До последнего момента не было известно, появится ли в зале сам композитор, врачи все еще предписывали ему абсолютный покой и избежание всяческих стрессов. Тем большее возбуждение овладело аудиторией, когда разнеслась весть о прибытии юбиляра. Вначале с приветственным словом выступил Кабалевский, сказав о значимости творчества Шостаковича и о награде, присужденной ему по случаю 60-летия: первым в истории советской музыки он был удостоен звания Героя Социалистического Труда. В этот момент разразились стихийные аплодисменты, и все глаза устремились к одной из лож, в которой показался взволнованный композитор. Затем Максим Шостакович продирижировал симфонией отца, а после перерыва Мстислав Ростропович принял участие в премьере нового Виолончельного концерта. После исполнения обоих произведений композитора много раз вызывали; он с трудом, очень медленно, выходил на сцену и, счастливый первой встречей со слушателями, принимал овации восторженного зала.

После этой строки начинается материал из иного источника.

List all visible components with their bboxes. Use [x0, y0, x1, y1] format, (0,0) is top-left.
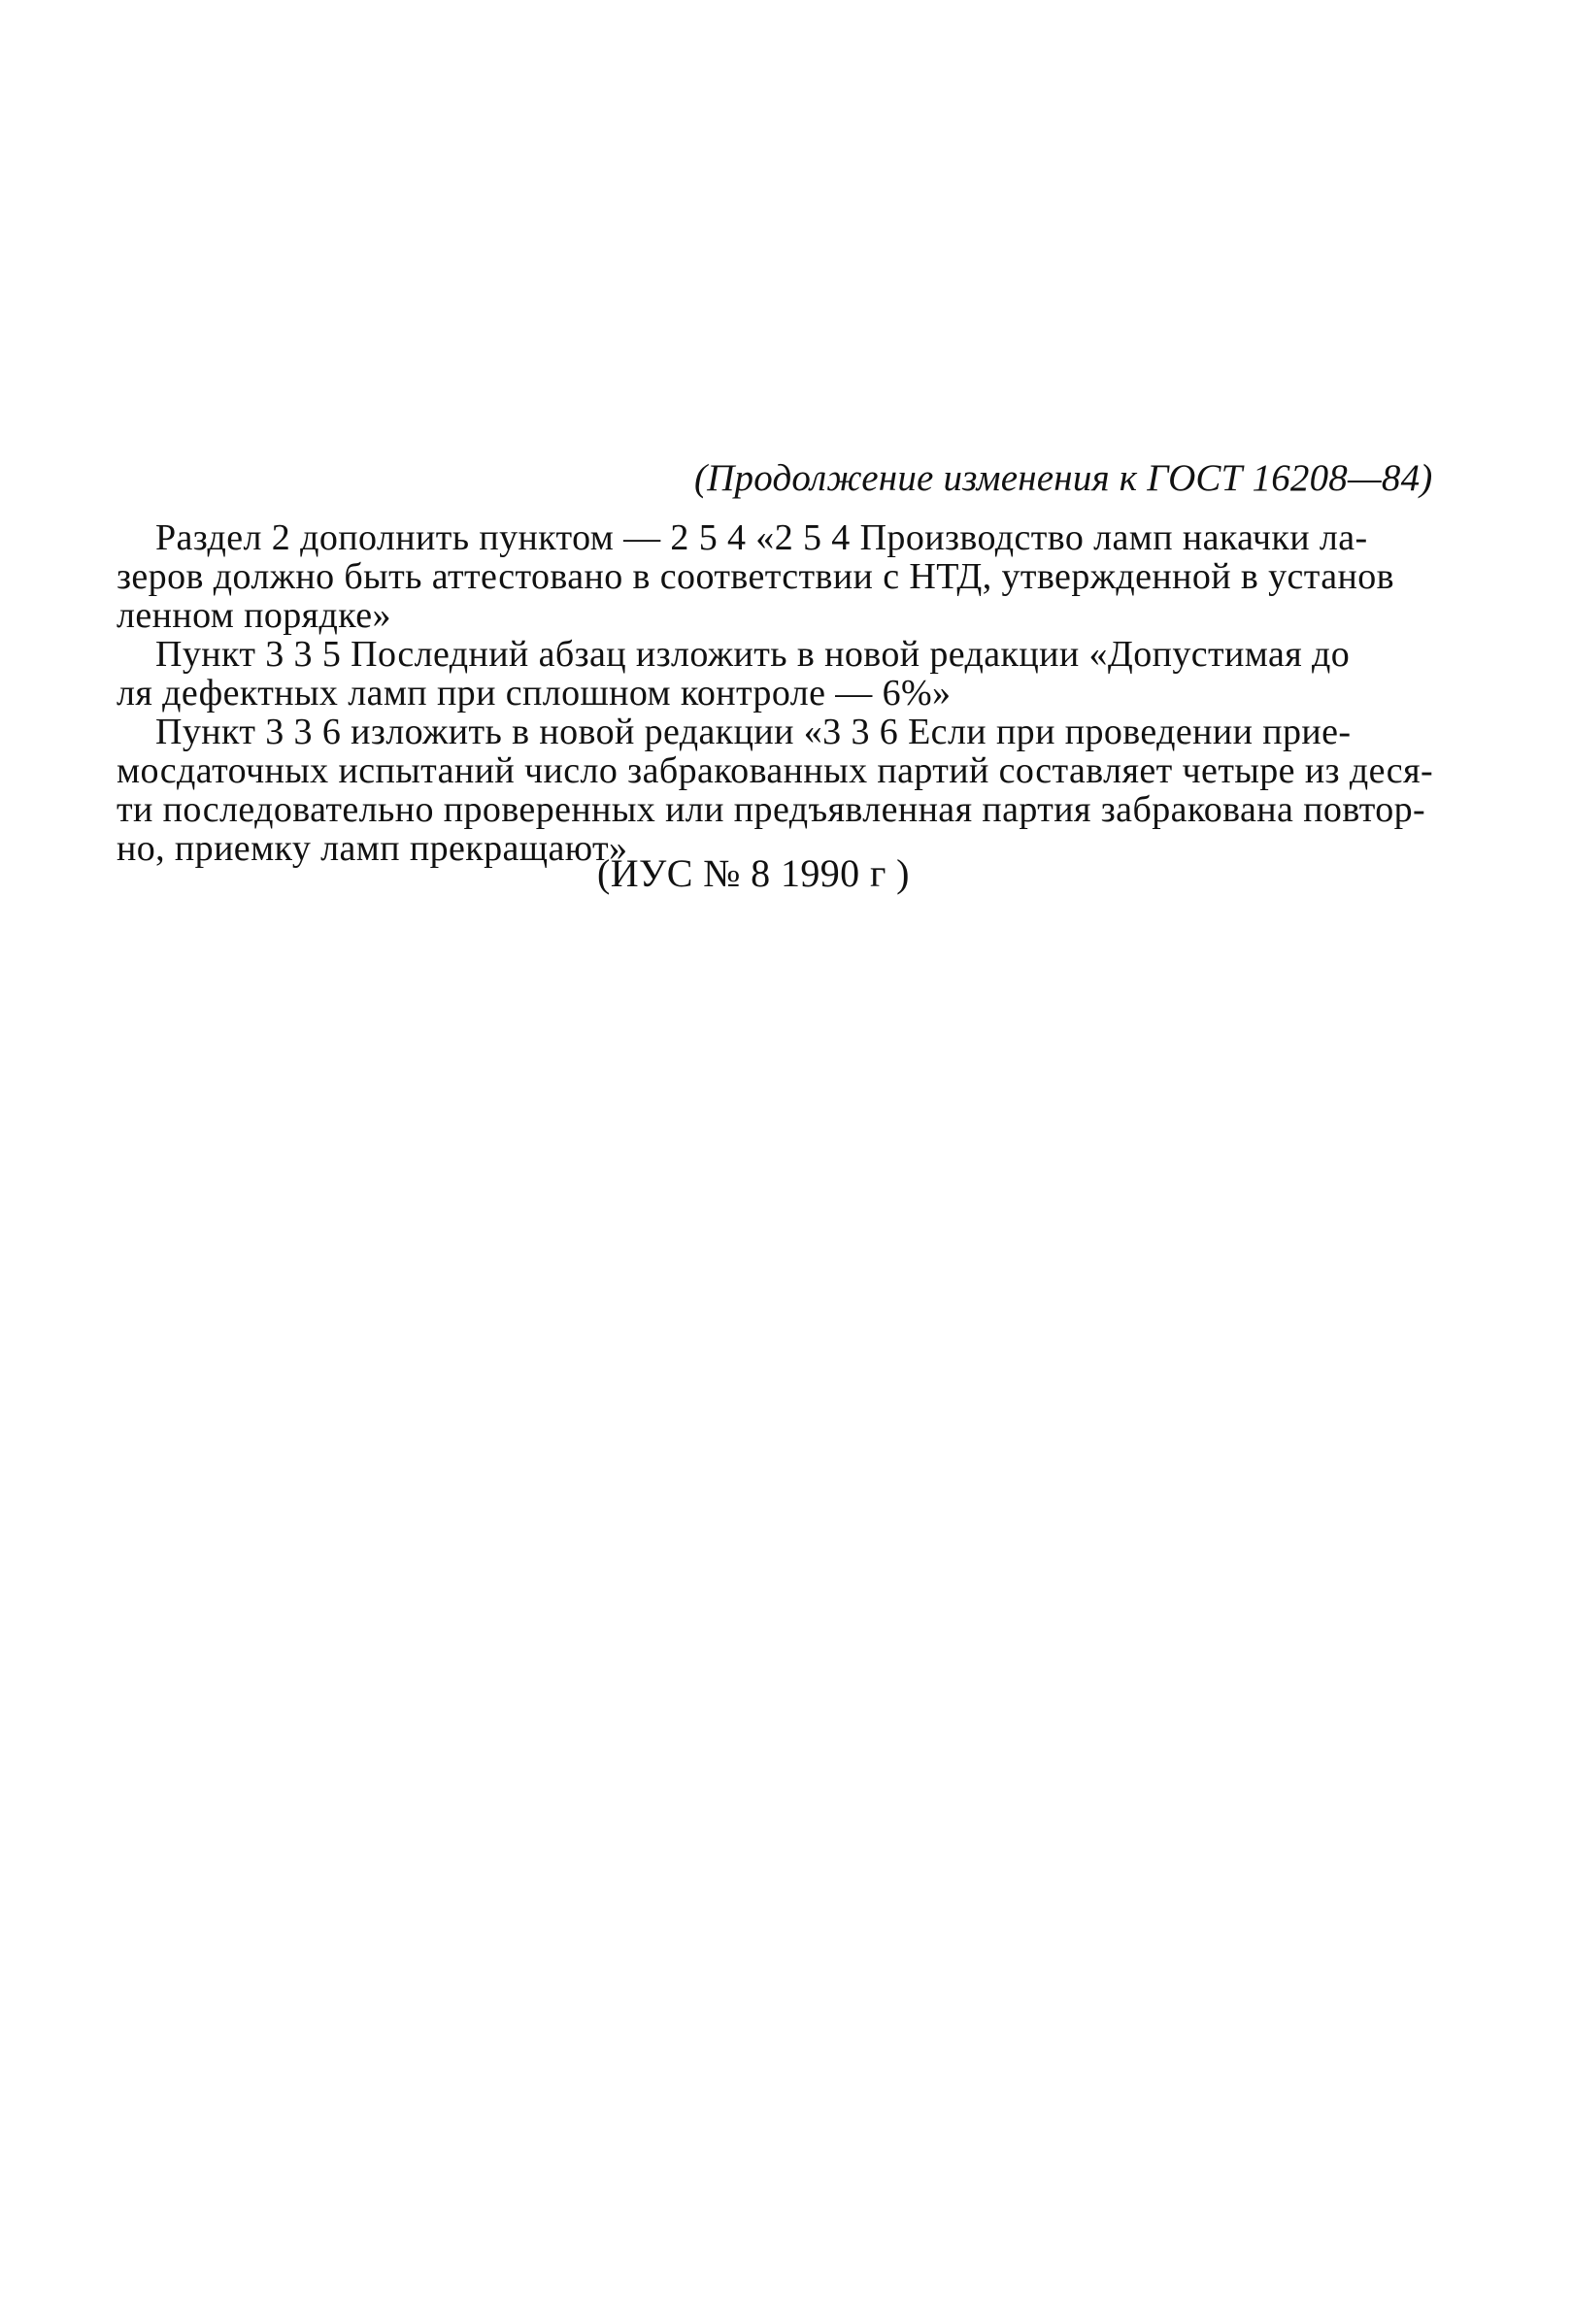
source-reference: (ИУС № 8 1990 г ) [597, 851, 910, 895]
text-line-4: Пункт 3 3 5 Последний абзац изложить в новой редакции «Допустимая до [155, 634, 1351, 675]
text-line-3: ленном порядке» [117, 595, 391, 636]
text-line-5: ля дефектных ламп при сплошном контроле — 6%» [117, 673, 952, 714]
text-line-1: Раздел 2 дополнить пунктом — 2 5 4 «2 5 4 Производство ламп накачки ла- [155, 517, 1368, 558]
text-line-8: ти последовательно проверенных или предъявленная партия забракована повтор- [117, 789, 1426, 830]
continuation-header: (Продолжение изменения к ГОСТ 16208—84) [694, 457, 1433, 499]
text-line-7: мосдаточных испытаний число забракованных партий составляет четыре из деся- [117, 750, 1434, 791]
text-line-2: зеров должно быть аттестовано в соответствии с НТД, утвержденной в установ [117, 556, 1395, 597]
text-line-9: но, приемку ламп прекращают» [117, 828, 628, 869]
text-line-6: Пункт 3 3 6 изложить в новой редакции «3 3 6 Если при проведении прие- [155, 712, 1352, 752]
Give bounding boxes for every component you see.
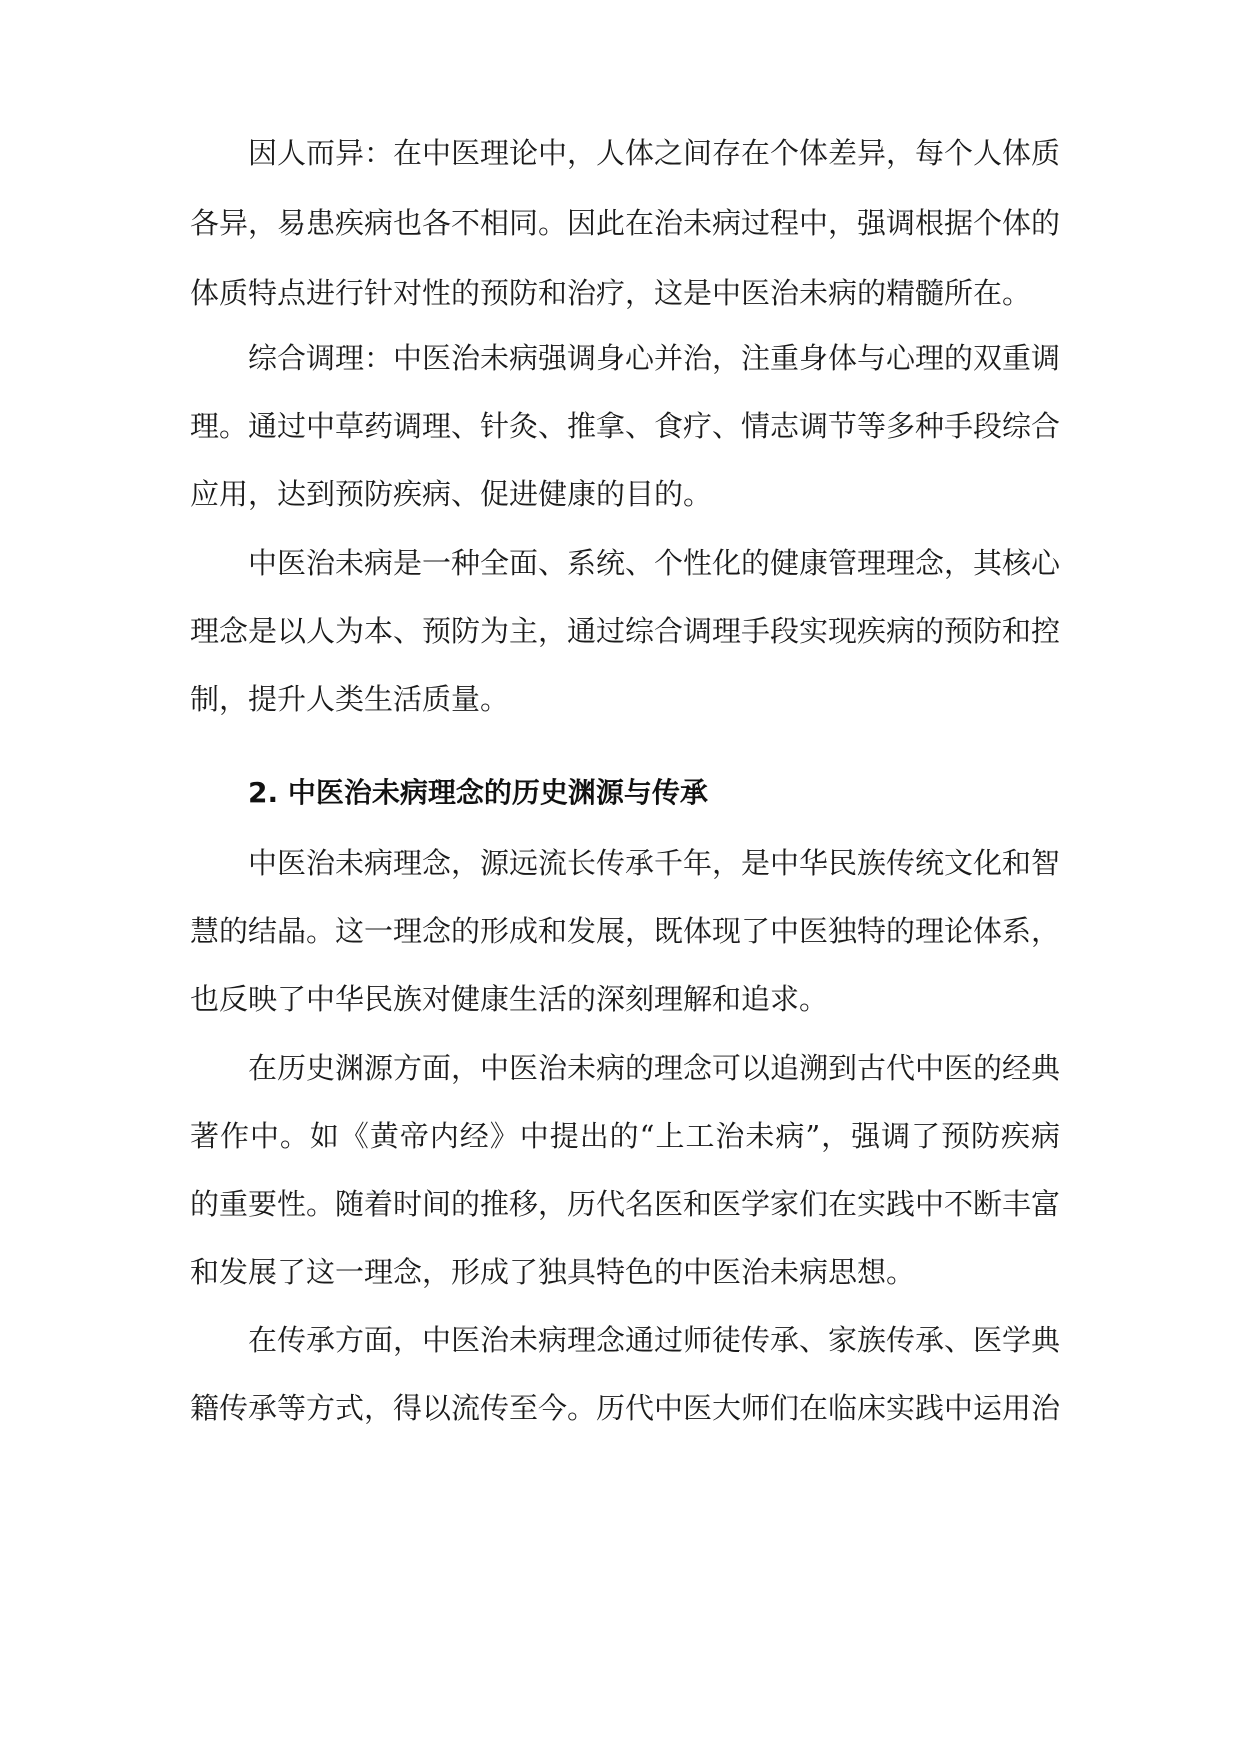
paragraph-3-line-3: 制，提升人类生活质量。 <box>190 682 510 716</box>
paragraph-5-line-4: 和发展了这一理念，形成了独具特色的中医治未病思想。 <box>190 1255 916 1289</box>
paragraph-1-line-1: 因人而异：在中医理论中，人体之间存在个体差异，每个人体质 <box>248 136 1061 170</box>
paragraph-2-line-1: 综合调理：中医治未病强调身心并治，注重身体与心理的双重调 <box>248 341 1061 375</box>
paragraph-4-line-2: 慧的结晶。这一理念的形成和发展，既体现了中医独特的理论体系， <box>190 914 1061 948</box>
paragraph-5-line-3: 的重要性。随着时间的推移，历代名医和医学家们在实践中不断丰富 <box>190 1187 1061 1221</box>
paragraph-1-line-2: 各异，易患疾病也各不相同。因此在治未病过程中，强调根据个体的 <box>190 206 1061 240</box>
paragraph-4-line-3: 也反映了中华民族对健康生活的深刻理解和追求。 <box>190 982 829 1016</box>
paragraph-4-line-1: 中医治未病理念，源远流长传承千年，是中华民族传统文化和智 <box>248 846 1061 880</box>
paragraph-3-line-2: 理念是以人为本、预防为主，通过综合调理手段实现疾病的预防和控 <box>190 614 1061 648</box>
paragraph-5-line-1: 在历史渊源方面，中医治未病的理念可以追溯到古代中医的经典 <box>248 1051 1061 1085</box>
paragraph-3-line-1: 中医治未病是一种全面、系统、个性化的健康管理理念，其核心 <box>248 546 1061 580</box>
paragraph-2-line-2: 理。通过中草药调理、针灸、推拿、食疗、情志调节等多种手段综合 <box>190 409 1061 443</box>
paragraph-6-line-1: 在传承方面，中医治未病理念通过师徒传承、家族传承、医学典 <box>248 1323 1061 1357</box>
paragraph-5-line-2: 著作中。如《黄帝内经》中提出的“上工治未病”，强调了预防疾病 <box>190 1119 1060 1153</box>
paragraph-6-line-2: 籍传承等方式，得以流传至今。历代中医大师们在临床实践中运用治 <box>190 1391 1061 1425</box>
section-heading: 2. 中医治未病理念的历史渊源与传承 <box>248 776 708 809</box>
paragraph-2-line-3: 应用，达到预防疾病、促进健康的目的。 <box>190 477 713 511</box>
paragraph-1-line-3: 体质特点进行针对性的预防和治疗，这是中医治未病的精髓所在。 <box>190 276 1032 310</box>
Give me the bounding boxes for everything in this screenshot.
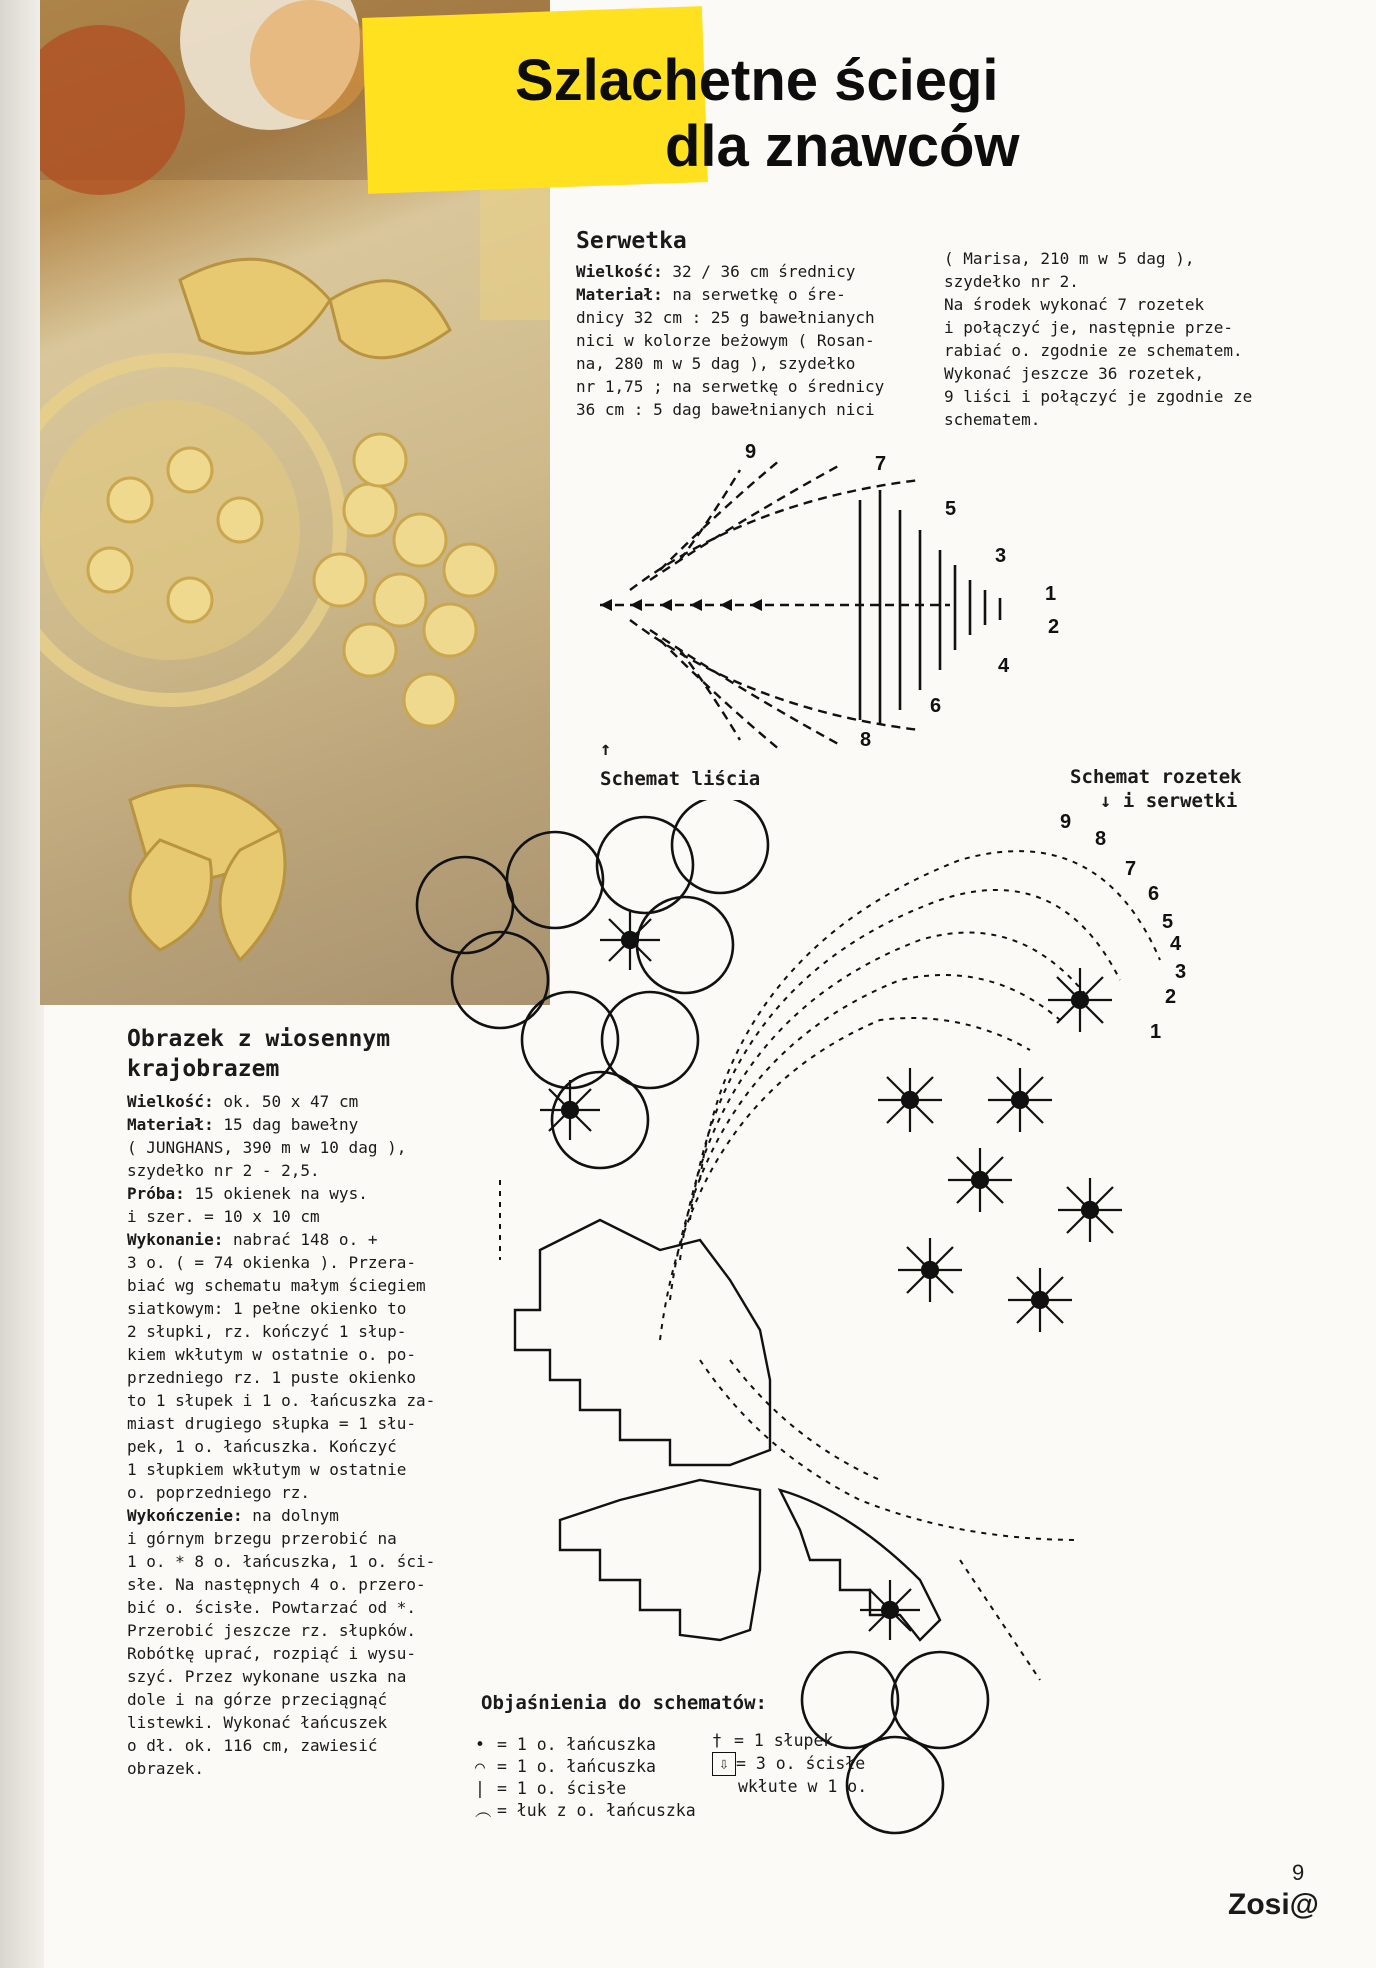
rosette-row-label: 2 — [1165, 986, 1177, 1008]
leaf-outline — [560, 1480, 760, 1640]
legend-left-column — [475, 1734, 725, 1822]
obrazek-finish-label: Wykończenie: — [127, 1506, 243, 1525]
obrazek-exec-line: siatkowym: 1 pełne okienko to — [127, 1299, 407, 1318]
obrazek-exec-line: miast drugiego słupka = 1 słu- — [127, 1414, 416, 1433]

Сентябрьский номер «Советской музыки» посвятил Шостаковичу несколько десятков страниц. О юбилее писала, в частности, Екатерина Фурцева, которая подчеркивала, что он проводится в преддверии наступающей в следующем году 50-й годовщины Октябрьской революции, а среди наивысших достижений композитора упоминала «Катерину Измайлову». Тихон Хренников назвал музыку Шостаковича «художественной эмблемой века». Кроме того, там были помещены высказывания друзей, учеников, выдающихся артистов и ученых. Свое слово сказали Бенджамин Бриттен и Леопольд Стоковский, Иегуди Менухин и Юджин Орманди. Еще раньше, в июльском номере «Советской музыки», появилась статья Дмитрия Кабалевского о Шостаковиче, полная похвал и превосходных степеней.

Помимо звания Героя Социалистического Труда композитор в третий раз получил орден Ленина и медаль «Серп и молот». Британское филармоническое общество присудило ему Золотую медаль. В кинотеатрах прошел полнометражный фильм «Шостакович: эскизы к портрету». На экране появился сам композитор — во время концертов, репетиций, дома, в поезде. В фильм были вмонтированы архивные кадры: разговор Шостаковича с Немировичем-Данченко, сцена в осажденном Ленинграде, когда в затемненной комнате композитор играет на рояле Седьмую симфонию, а через минуту подходит к окну и отодвигает шторы, за которыми видна панорама разрушенного, горящего города…

Арам Хачатурян опубликовал открытое письмо к Шостаковичу, в котором говорилось:

«Когда не стало с нами таких замечательных композиторов, как Николай Яковлевич Мясковский и Сергей Сергеевич Прокофьев, ты мне писал о том, что с уходом этих двух гигантов на плечи советских музыкантов, в том числе и на мои, ложится ответственность и забота о судьбах советской музыки. Мне было очень лестно осознавать и свою ответственность за наше творчество.

Но ведь все мы знаем, что львиная доля этой ответственности лежит на тебе, на твоей чуткой совести советского художника и гражданина, на твоем добром сердце, на твоем великом и несравненном таланте.

И с каким высоким чувством ответственности перед своим народом, перед нашим любимым искусством ты выполняешь эту миссию!»[470]

60-летие замыкает период наибольшей активности Шостаковича. Перенесенная болезнь сердца оставила глубокий след. С этого момента его жизнь будет непрерывной борьбой с ухудшающимся здоровьем.